Normative analyses synthesize insights from John Stuart Mill, Immanuel Kant, Aristotle, John Rawls, Robert Nozick, and contemporary authors such as Amartya Sen, Martha Nussbaum, Thomas Nagel, Elizabeth Anderson, and Michael Sandel. Welfare critiques engage with frameworks like Pareto efficiency, Kaldor–Hicks compensation test debates linked to Nicholas Kaldor and John Hicks, redistribution arguments traceable to Jean-Jacques Rousseau and policy instruments in jurisdictions exemplified by United Kingdom, United States, France, and Sweden, and taxation studies referencing laws such as the Income Tax Act 1842 precedent. Contemporary poverty and capabilities discussions involve Amartya Sen's work alongside empirical programs run by Bill & Melinda Gates Foundation, Oxfam, and United Nations Development Programme.

Political Economy and Philosophy of Public Policy

Political economy connects theorists and events including Niccolò Machiavelli, Alexis de Tocqueville, Pierre-Joseph Proudhon, Karl Polanyi, and policy episodes like the New Deal, Bretton Woods Conference, Washington Consensus, European Union formation, and Brexit. Institutional analysis references World Bank governance studies, regulatory debates involving Securities and Exchange Commission, Financial Conduct Authority, and anti-trust cases exemplified by United States v. Microsoft corp. and Standard Oil precedents. Philosophy-informed policy design engages thinkers tied to Harvard Kennedy School, Princeton School of Public and International Affairs, Brookings Institution, and activist movements such as Occupy Wall Street and Yellow Vests Movement.

Decision Theory, Rationality, and Behavioral Critiques

Decision-theoretic foundations cite Daniel Bernoulli, John von Neumann, Oskar Morgenstern, Leonard Savage, Herbert Simon, Daniel Kahneman, Amos Tversky, Richard Thaler, and experimental programs at Institute for Advanced Study, Behavioral Economics Unit at Harvard, and Nobel Memorial Prize in Economic Sciences laureates.

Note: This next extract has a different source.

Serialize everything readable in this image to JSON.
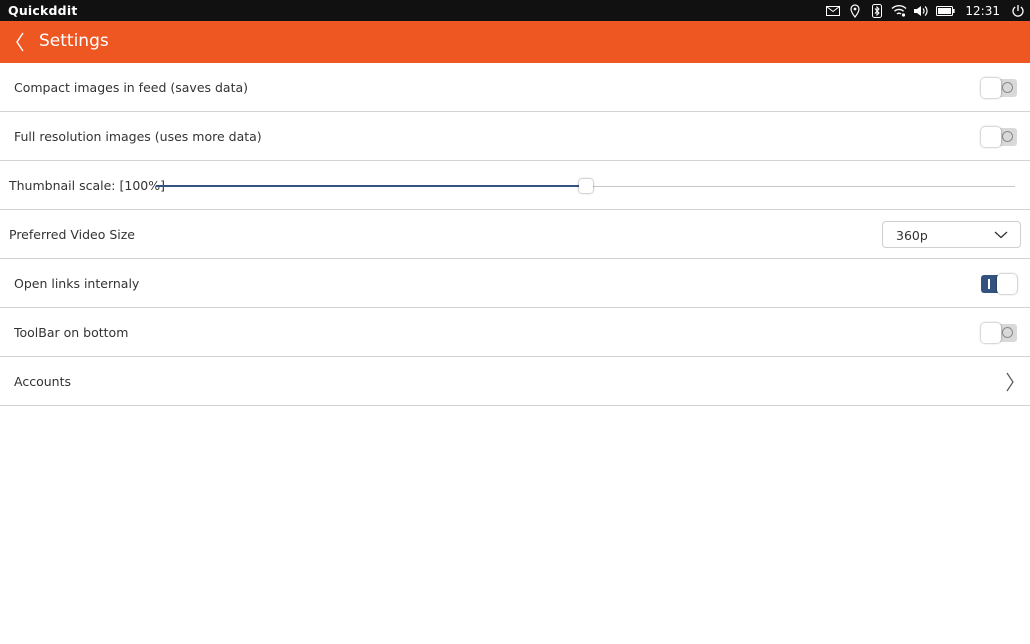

Critiques of homo economicus draw on psychological studies from Stanford University, University of Michigan, and Yale University labs and cases like Iowa Gambling Task replications, while neuroeconomics links to research at National Institutes of Health and Max Planck Society centers. Applications range from auction theory exemplified by Vickrey auction to market design exercises implemented by Federal Communications Commission spectrum auctions.

Philosophy of Economic Science and Modeling =

Philosophical assessment of models engages scholars associated with Princeton University, London School of Economics, University of Chicago, and debates around idealization invoked in Isaac Newton-style modeling metaphors, structural realism defended by Bas van Fraassen critics, and the role of counterfactuals explored by David Lewis. Methodological pluralism contrasts agent-based models developed at Santa Fe Institute with general equilibrium frameworks from Walras tradition and computational approaches used by National Bureau of Economic Research, International Monetary Fund modeling units, and climate–economy integrated assessment models applied in Intergovernmental Panel on Climate Change reports. Epistemic virtues are debated in venues like Philosophy of Science Association conferences and journals edited by scholars at Oxford University Press and Cambridge University Press.